News Archives

[Colloquium] Okay, we can compute it. Now what?

December 9, 2011

Watch Colloquium: 

M4V file (550 MB)

  • Date: Friday, December 9, 2011 
  • Time: 12:00 pm — 12:50 pm
  • Place: Centennial Engineering Center 1041

Andrew Wilson 
Sandia National Laboratory

As data sizes grow, so too does the cognitive load on the scientists who want to use the data and the computational load for running their analyses and queries. The paradigm common in visualization of “show everything and let the analyst sort through it” is already failing on medium-large data sets (tens of terabytes) because of the difficulty of identifying exactly which parts of the data are ‘interesting’.

I will argue that the separation of computation and analysis is improper when working with large data. The process of identifying and labeling higher-order structure in the data — the fundamental goal of analysis — must begin in the computation itself. Moreover, the metaphors and abstractions used for analysis must preserve and summarize meaning at some desired scale so that a high-level overview will give immediate clues to small-scale features of interest.

 

Bio: Andrew Wilson is a senior member of the technical staff at Sandia National Laboratories in Albuquerque, New Mexico. The problem of computing with large data descended upon him during his first week of graduate school and has occupied his attention since then.

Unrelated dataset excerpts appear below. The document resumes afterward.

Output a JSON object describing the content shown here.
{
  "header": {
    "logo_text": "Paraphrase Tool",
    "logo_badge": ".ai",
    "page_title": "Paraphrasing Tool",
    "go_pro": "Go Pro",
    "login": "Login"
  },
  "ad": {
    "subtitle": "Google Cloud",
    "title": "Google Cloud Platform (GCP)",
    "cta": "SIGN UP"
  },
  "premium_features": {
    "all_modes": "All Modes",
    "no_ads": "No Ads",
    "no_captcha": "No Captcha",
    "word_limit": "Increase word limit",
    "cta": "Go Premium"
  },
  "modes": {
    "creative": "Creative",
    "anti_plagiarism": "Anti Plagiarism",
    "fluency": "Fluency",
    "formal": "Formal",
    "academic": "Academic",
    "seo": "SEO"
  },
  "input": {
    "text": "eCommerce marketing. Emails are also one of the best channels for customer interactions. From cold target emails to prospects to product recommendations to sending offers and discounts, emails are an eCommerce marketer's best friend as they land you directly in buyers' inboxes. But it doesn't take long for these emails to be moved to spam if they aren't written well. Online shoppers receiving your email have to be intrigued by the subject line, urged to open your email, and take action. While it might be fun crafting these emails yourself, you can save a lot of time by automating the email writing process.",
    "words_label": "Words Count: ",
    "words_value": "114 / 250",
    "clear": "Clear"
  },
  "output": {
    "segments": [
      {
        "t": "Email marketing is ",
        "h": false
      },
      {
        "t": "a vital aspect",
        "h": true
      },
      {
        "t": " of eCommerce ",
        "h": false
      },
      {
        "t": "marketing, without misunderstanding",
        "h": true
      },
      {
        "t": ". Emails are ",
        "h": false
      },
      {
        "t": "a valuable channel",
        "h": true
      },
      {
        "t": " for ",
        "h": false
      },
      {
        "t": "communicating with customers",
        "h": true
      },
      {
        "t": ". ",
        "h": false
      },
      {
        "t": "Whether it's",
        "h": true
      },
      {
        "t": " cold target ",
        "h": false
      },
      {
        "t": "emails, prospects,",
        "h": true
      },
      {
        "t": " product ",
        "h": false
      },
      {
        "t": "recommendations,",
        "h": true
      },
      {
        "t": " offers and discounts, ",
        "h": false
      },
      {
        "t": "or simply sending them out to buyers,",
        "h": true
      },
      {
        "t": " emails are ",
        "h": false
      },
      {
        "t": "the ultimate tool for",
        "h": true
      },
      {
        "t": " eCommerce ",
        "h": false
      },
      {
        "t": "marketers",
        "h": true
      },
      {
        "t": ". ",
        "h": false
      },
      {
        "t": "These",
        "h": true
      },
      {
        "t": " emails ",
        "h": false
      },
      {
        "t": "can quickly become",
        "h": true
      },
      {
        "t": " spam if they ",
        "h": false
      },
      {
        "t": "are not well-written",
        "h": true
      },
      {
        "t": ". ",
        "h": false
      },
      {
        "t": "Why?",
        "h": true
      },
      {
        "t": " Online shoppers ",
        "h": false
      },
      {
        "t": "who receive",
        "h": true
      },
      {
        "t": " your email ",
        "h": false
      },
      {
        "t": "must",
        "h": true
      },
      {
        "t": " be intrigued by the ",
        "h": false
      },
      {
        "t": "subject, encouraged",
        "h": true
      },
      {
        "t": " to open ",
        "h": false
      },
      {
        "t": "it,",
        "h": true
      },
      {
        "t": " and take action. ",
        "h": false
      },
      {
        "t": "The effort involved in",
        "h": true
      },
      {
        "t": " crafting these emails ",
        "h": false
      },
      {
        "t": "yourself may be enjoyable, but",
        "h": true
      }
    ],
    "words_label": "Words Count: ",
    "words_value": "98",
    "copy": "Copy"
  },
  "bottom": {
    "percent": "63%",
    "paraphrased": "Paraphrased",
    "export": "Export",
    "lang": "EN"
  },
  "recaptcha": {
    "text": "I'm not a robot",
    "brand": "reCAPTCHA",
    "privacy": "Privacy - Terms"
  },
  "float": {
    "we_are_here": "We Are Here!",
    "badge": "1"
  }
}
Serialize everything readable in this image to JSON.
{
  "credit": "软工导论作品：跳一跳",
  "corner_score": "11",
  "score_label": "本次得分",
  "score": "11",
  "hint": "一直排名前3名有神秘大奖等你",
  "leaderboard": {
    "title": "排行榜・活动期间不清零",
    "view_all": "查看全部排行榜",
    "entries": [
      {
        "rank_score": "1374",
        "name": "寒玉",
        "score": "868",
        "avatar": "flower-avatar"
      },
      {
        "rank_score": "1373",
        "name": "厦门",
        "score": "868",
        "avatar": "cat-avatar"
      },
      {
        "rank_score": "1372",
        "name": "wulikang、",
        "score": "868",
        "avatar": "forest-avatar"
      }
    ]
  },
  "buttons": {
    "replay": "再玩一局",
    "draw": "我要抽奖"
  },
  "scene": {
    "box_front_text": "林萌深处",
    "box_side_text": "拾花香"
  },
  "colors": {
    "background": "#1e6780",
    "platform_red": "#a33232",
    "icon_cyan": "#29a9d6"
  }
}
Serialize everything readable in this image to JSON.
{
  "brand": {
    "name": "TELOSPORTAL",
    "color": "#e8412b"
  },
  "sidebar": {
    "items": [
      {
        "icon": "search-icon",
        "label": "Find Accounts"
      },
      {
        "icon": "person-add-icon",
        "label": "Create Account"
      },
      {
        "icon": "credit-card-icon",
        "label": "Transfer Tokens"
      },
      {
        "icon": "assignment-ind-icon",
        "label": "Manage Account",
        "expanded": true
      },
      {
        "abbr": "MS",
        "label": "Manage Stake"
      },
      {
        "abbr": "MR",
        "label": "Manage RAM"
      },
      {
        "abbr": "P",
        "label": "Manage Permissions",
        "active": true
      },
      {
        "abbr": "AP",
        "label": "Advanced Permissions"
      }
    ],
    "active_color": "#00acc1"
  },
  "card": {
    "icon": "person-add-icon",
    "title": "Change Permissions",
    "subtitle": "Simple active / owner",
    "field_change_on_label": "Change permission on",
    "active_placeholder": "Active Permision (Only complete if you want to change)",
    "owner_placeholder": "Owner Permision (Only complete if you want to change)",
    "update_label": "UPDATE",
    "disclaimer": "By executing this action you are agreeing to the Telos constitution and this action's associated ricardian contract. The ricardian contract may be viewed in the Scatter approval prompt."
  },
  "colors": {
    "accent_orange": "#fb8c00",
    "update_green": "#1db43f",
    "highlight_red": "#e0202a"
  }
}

While orbiting the issue he has worked on facets of the end-to-end processing of large data, starting with data import and ending with visual representations, with excursions into cybersecurity, information visualization, graph algorithms, statistical analysis of ensembles of simulation runs, parallel topic modeling and system architectures for data-intensive computing. He received his Ph.D. from the University of North Carolina in 2002.